7). Traffic light disini juga jarang padam, sehingga kemampuan teknis personil polisi untuk mengendalikan traffic secara live/manual jauh berkurang.
8). Berjalan kaki dan naik sepeda juga nyaman,karena  ada jalur khusus untuk sepeda dan pejalan kaki.
9). Peraturan bersepeda di sini mewajibkan pengendara menggunakan peralatan yang memadai, misal menggunakan helm, rem dan lampu.
10). Di Australia, sangat jarang orang mengendarai sepeda motor, kebanyakan menggunakan mobil, aku belum pernah menemukan motor bebek.
11). Mobil di  Melbourne  jarang ada yang ugal-ugalan, salah satu penyebabnya mungkin karena banyaknya speed camera yang dipasang di jalan- jalan, ya begitu terdeteksi overspeed, dalam beberapa hari ke depan akan datang tagihan denda kerumah.

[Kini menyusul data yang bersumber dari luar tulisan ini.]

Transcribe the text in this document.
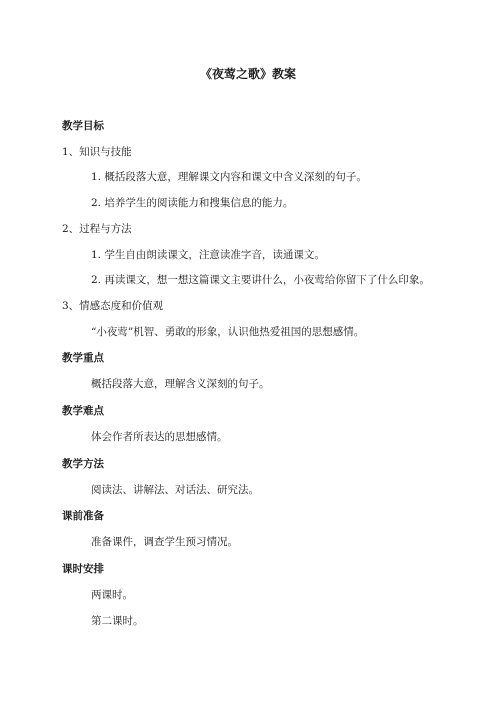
《夜莺之歌》教案
教学目标
1、知识与技能
1. 概括段落大意，理解课文内容和课文中含义深刻的句子。
2. 培养学生的阅读能力和搜集信息的能力。
2、过程与方法
1. 学生自由朗读课文，注意读准字音，读通课文。
2. 再读课文，想一想这篇课文主要讲什么，小夜莺给你留下了什么印象。
3、情感态度和价值观
“小夜莺”机智、勇敢的形象，认识他热爱祖国的思想感情。
教学重点
概括段落大意，理解含义深刻的句子。
教学难点
体会作者所表达的思想感情。
教学方法
阅读法、讲解法、对话法、研究法。
课前准备
准备课件，调查学生预习情况。
课时安排
两课时。
第二课时。
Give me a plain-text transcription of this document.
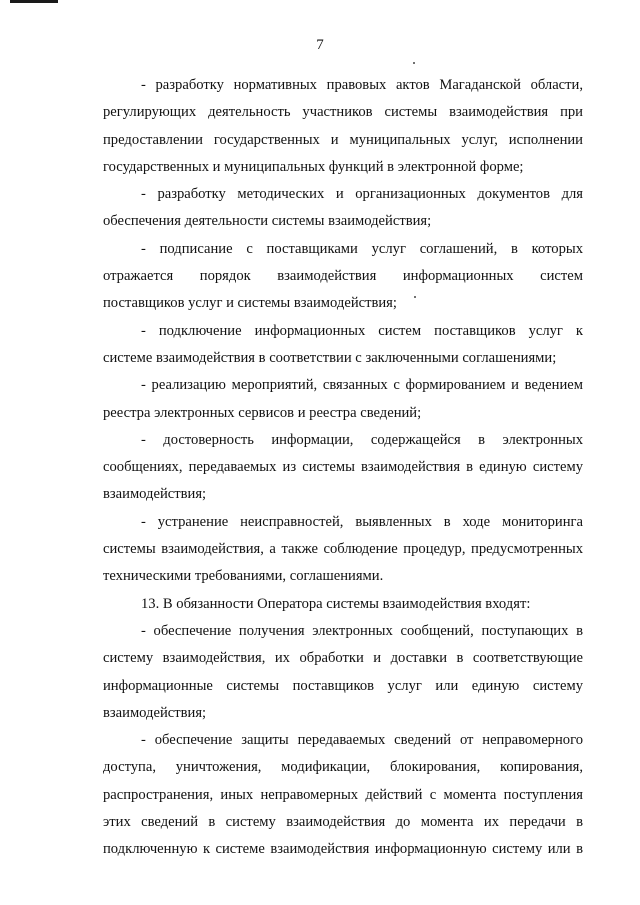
7
- разработку нормативных правовых актов Магаданской области,
регулирующих деятельность участников системы взаимодействия при
предоставлении государственных и муниципальных услуг, исполнении
государственных и муниципальных функций в электронной форме;
- разработку методических и организационных документов для
обеспечения деятельности системы взаимодействия;
- подписание с поставщиками услуг соглашений, в которых
отражается порядок взаимодействия информационных систем
поставщиков услуг и системы взаимодействия;
- подключение информационных систем поставщиков услуг к
системе взаимодействия в соответствии с заключенными соглашениями;
- реализацию мероприятий, связанных с формированием и ведением
реестра электронных сервисов и реестра сведений;
- достоверность информации, содержащейся в электронных
сообщениях, передаваемых из системы взаимодействия в единую систему
взаимодействия;
- устранение неисправностей, выявленных в ходе мониторинга
системы взаимодействия, а также соблюдение процедур, предусмотренных
техническими требованиями, соглашениями.
13. В обязанности Оператора системы взаимодействия входят:
- обеспечение получения электронных сообщений, поступающих в
систему взаимодействия, их обработки и доставки в соответствующие
информационные системы поставщиков услуг или единую систему
взаимодействия;
- обеспечение защиты передаваемых сведений от неправомерного
доступа, уничтожения, модификации, блокирования, копирования,
распространения, иных неправомерных действий с момента поступления
этих сведений в систему взаимодействия до момента их передачи в
подключенную к системе взаимодействия информационную систему или в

12). Transportnya juga aman, kita bakal tidak bertemu dengan tukang copet di bus / kendaraan umum lainnya (namun tentu saja kita harus waspada).

Label Halal

Label Halal

1. Rumah Makan Halal
Sebagaimana yang aku lihat dan juga seperti yang aku baca dalam situs koran Republika (http://www.republika.co.id/berita/dunia-islam) bahwa banyak rumah makan dan toko daging yang sudah mendapatkan sertifikat halal dari otoritas penerbit halal Australia. Kehidupan di Australia yang multikultural dan bebas -layaknya di Eropa dan Amerika--mengharuskan umat Islam di negeri ini menyelaraskan diri dengan kehidupan setempat. Namun demikian, mereka tetap berpegang teguh pada ajaran-ajaran Islam. Mereka tidak ingin turut dalam kehidupan yang glamor, dunia malam, seks bebas, judi, minuman keras, obat-obatan terlarang, dan perbuatan negatif lainnya.

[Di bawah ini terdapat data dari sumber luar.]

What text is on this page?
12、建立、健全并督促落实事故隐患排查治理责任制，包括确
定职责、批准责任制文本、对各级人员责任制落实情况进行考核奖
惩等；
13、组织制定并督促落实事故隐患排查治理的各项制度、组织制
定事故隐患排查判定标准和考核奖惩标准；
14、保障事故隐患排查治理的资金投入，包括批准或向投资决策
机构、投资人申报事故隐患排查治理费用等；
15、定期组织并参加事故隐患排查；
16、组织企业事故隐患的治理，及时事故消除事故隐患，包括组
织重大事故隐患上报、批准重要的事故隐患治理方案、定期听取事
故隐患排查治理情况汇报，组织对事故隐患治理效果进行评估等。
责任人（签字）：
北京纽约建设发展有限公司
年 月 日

Dengan keanekaragaman budaya, agama, dan bahasa, umat Islam di Australia yang terus berkembang, harus membentengi akidah umat dengan cara-cara yang sesuai tuntunan Alquran dan hadis Nabi SAW. Salah satu yang sangat penting dan mendesak dilakukan umat Islam setempat adalah mengonsumsi makanan dan minuman halal. Karena jumlah pemeluk non-Muslim mencapai 98 persen, sangat sulit untuk mendapatkan makanan-makanan yang jelas-jelas halal. Untuk itulah, Australian Federation Islamic Council (AFIC) bersama-sama dengan organisasi Islam lainnya, mendirikan lembaga penerbit sertifikasi halal, baik untuk rumah makan (restaurant) maupun rumah pemotongan hewan (abatoir).

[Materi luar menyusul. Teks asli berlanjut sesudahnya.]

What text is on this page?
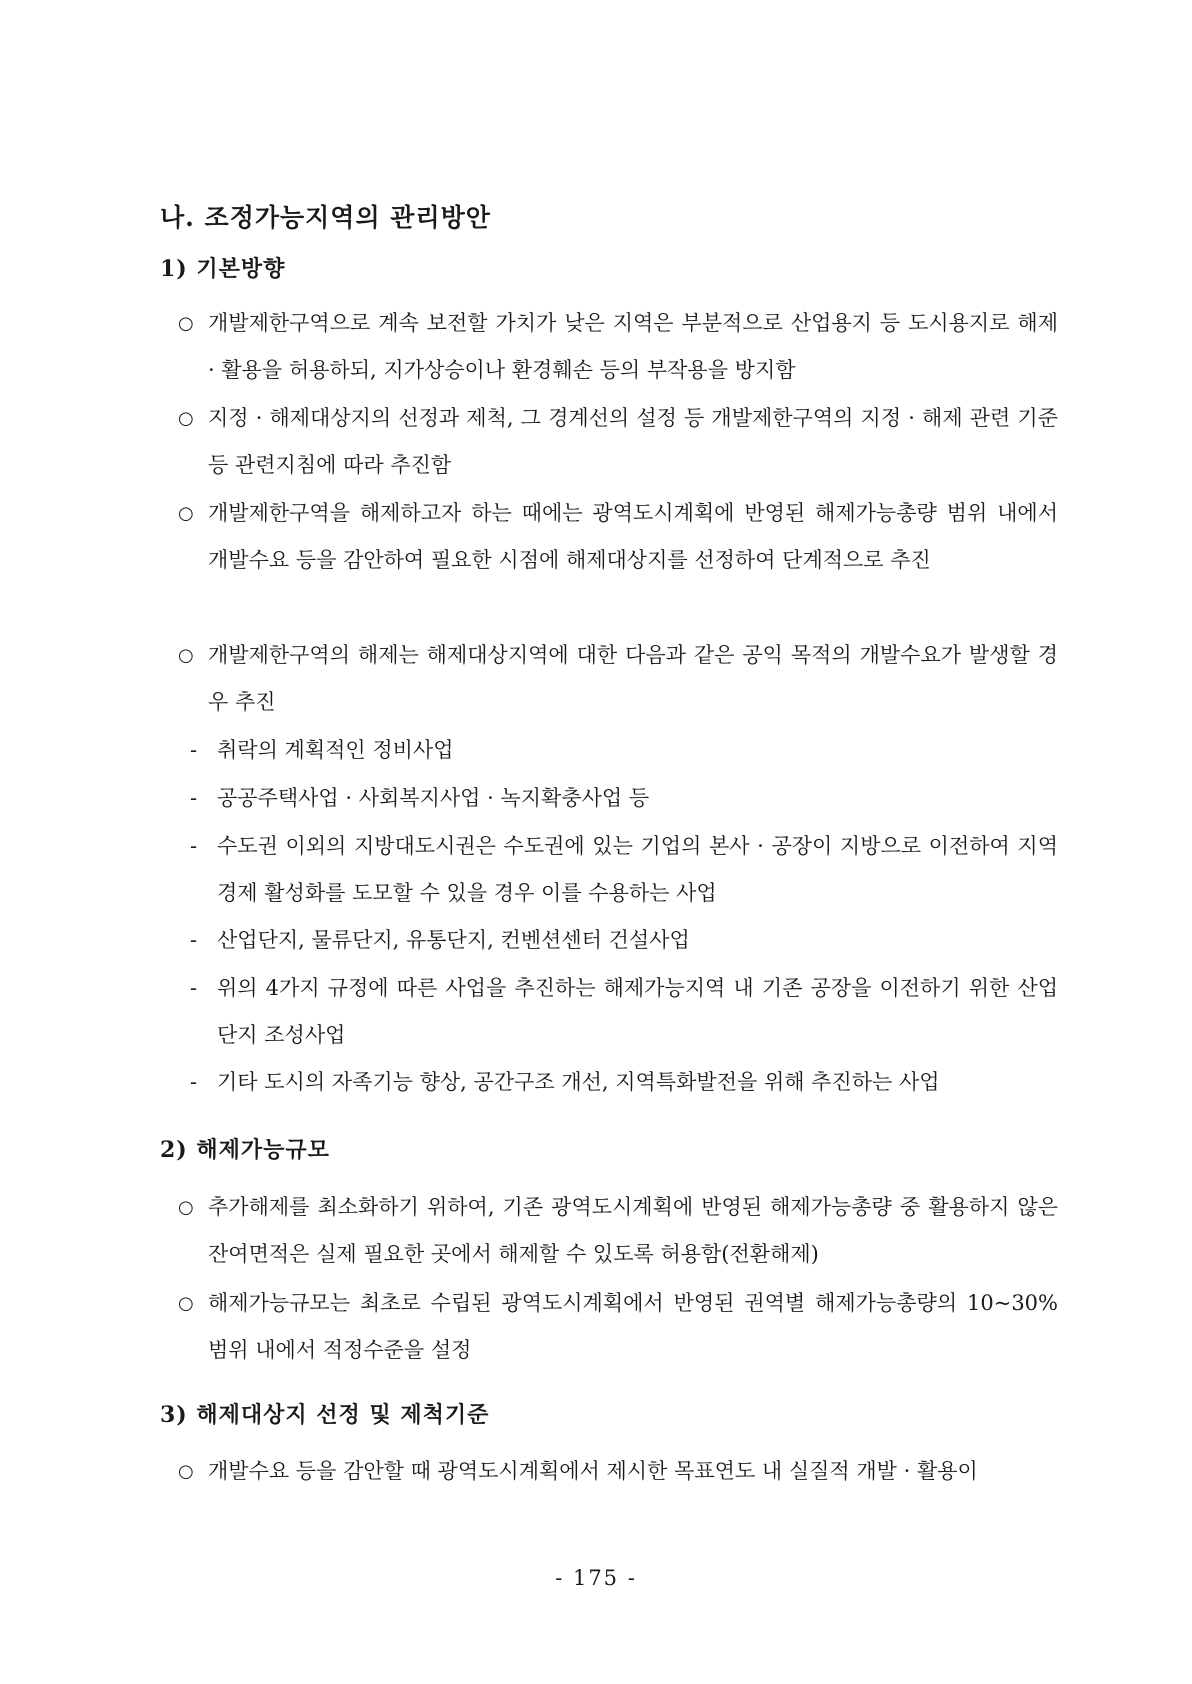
나. 조정가능지역의 관리방안
1) 기본방향
○ 개발제한구역으로 계속 보전할 가치가 낮은 지역은 부분적으로 산업용지 등 도시용지로 해제 · 활용을 허용하되, 지가상승이나 환경훼손 등의 부작용을 방지함
○ 지정 · 해제대상지의 선정과 제척, 그 경계선의 설정 등 개발제한구역의 지정 · 해제 관련 기준 등 관련지침에 따라 추진함
○ 개발제한구역을 해제하고자 하는 때에는 광역도시계획에 반영된 해제가능총량 범위 내에서 개발수요 등을 감안하여 필요한 시점에 해제대상지를 선정하여 단계적으로 추진
○ 개발제한구역의 해제는 해제대상지역에 대한 다음과 같은 공익 목적의 개발수요가 발생할 경우 추진
- 취락의 계획적인 정비사업
- 공공주택사업 · 사회복지사업 · 녹지확충사업 등
- 수도권 이외의 지방대도시권은 수도권에 있는 기업의 본사 · 공장이 지방으로 이전하여 지역경제 활성화를 도모할 수 있을 경우 이를 수용하는 사업
- 산업단지, 물류단지, 유통단지, 컨벤션센터 건설사업
- 위의 4가지 규정에 따른 사업을 추진하는 해제가능지역 내 기존 공장을 이전하기 위한 산업단지 조성사업
- 기타 도시의 자족기능 향상, 공간구조 개선, 지역특화발전을 위해 추진하는 사업
2) 해제가능규모
○ 추가해제를 최소화하기 위하여, 기존 광역도시계획에 반영된 해제가능총량 중 활용하지 않은 잔여면적은 실제 필요한 곳에서 해제할 수 있도록 허용함(전환해제)
○ 해제가능규모는 최초로 수립된 광역도시계획에서 반영된 권역별 해제가능총량의 10~30% 범위 내에서 적정수준을 설정
3) 해제대상지 선정 및 제척기준
○ 개발수요 등을 감안할 때 광역도시계획에서 제시한 목표연도 내 실질적 개발 · 활용이
- 175 -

“Mohamed el-Mouelhy, ketua Halal Certification Authority Australia mengatakan bahwa Kalau tidak ada lembaga-lembaga penerbitan sertifikasi halal bagi rumah makan dan rumah pemotongan hewan, dikhawatirkan umat Islam akan mengonsumsi makanan yang haram.”
Di Australia, terdapat beberapa lembaga penerbit halal, di antaranya AFIC, Otoritas Sertifikat Halal Australia, Al-Iman Islamic Society, Australian Halal Food Service, Adelaide Mosque Islamic Society of South Australia, Islamic Coordinating Council of Victoria (ICCV), Perth Mosque Incorporated, Islamic Association of Katanning, dan Geraldton.
Beberapa lembaga penerbit sertifikasi halal ini telah diakui oleh Majelis Ulama Indonesia (MUI) Indonesia, Malaysia, Singapura, Arab Saudi, dan Uni Emirat Arab. Termasuk, beberapa rumah pemotongan hewan, seperti ICCV, Adelaide Islamic Mosque Society, Supreme Islamic Council of Halal Meat in Australia, dan Perth Mosque Inc. Lembaga-lembaga inilah yang memberikan sertifikasi halal pada rumah-rumah makan di Australia.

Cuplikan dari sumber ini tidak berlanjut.